A recent arXival presents an alternative method for approximating the posterior of some cosmological parameters given an observational dataset for which it is also required to marginalise over a set of nuisance parameters describing the non-linear regime. Previous approaches have run expensive simulations of the cosmology at a set of test cosmological parameters and attached to these a round of simulations of the observable data under the non-linear regime model at a set of test parameters. Against this collection of mock data an emulator for the conditional mean (conditional on both cosmological and non-linear regime parameters) of the observable data is created; the emulator is then plugged into an MCMC sampler as a proxy model. The new approach instead approximates the marginal likelihood of the observed data at each set of cosmological parameters, marginalising over the non-linear regime part of the model, and then applies an emulator (currently now a simple variational approximation) to the posterior in cosmological parameter space.
This is an approach I’ve been encouraging cosmologists to explore in the past, although it wasn’t obvious to me that it would be a guaranteed improvement since it seemed in my consideration (for the case of cosmological covariance matrices) that the marginal likelihood approximation would still require mock data simulations at each test set of cosmological parameters. In this arXival the authors seem to side-step the need for mock data simulations from the non-linear model component by adopting a so-called tabulation strategy. Since I’m unfamiliar with that particular approach it is unclear to me whether this gives an unbiased approximation to the likelihood or is somehow a crude estimator, which means that some of the efficiency gain may simply be a sleight-of-hand.

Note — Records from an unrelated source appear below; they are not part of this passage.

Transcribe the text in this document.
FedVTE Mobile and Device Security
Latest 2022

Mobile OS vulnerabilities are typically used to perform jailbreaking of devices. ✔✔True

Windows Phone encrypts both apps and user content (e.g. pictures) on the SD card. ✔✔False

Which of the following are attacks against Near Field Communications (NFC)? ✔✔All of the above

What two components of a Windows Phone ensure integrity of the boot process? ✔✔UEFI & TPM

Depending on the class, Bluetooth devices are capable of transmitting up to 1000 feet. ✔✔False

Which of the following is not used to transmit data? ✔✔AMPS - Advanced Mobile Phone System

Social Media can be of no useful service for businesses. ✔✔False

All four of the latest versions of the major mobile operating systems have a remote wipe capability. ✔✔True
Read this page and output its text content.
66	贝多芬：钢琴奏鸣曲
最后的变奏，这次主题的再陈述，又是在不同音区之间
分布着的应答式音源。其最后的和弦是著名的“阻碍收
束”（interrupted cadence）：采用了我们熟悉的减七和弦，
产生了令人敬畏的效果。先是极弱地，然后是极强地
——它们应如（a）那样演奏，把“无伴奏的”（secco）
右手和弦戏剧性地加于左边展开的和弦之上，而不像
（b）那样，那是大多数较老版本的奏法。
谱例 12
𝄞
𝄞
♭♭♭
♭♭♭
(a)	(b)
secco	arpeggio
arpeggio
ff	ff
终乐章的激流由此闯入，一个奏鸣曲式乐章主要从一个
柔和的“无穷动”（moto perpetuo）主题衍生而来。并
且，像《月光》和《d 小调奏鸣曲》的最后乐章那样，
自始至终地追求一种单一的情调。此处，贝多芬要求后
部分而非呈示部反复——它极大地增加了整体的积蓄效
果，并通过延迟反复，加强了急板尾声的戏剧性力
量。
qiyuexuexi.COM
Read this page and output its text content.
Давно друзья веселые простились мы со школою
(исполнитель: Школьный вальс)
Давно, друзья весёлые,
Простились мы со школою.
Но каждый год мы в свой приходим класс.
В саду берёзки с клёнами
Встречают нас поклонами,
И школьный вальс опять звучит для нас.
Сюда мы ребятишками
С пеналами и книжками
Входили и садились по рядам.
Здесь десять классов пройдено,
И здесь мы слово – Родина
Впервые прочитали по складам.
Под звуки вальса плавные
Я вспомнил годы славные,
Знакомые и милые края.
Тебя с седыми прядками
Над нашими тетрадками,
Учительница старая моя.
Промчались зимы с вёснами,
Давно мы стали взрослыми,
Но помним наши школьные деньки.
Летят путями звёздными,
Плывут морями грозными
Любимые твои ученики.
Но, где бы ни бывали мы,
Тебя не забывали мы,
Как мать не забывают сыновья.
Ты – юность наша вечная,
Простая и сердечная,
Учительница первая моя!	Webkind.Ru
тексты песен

In any case, since I’m again discussing this problem I may as well say the same thing I always say, which is ‘why not go further and do multi-fidelity Bayesian optimisation?’. Estimation of the marginal likelihood (using the tabulation trick and nested sampling) takes approx 0.3 hours to achieve a reasonable estimate. Presumably one could get the broad shape of the posterior by running nested sampling with much fewer live particles, and then decide where to refine estimates with more live particles in an automatic manner. Ditto for scheduling of further cosmological simulations.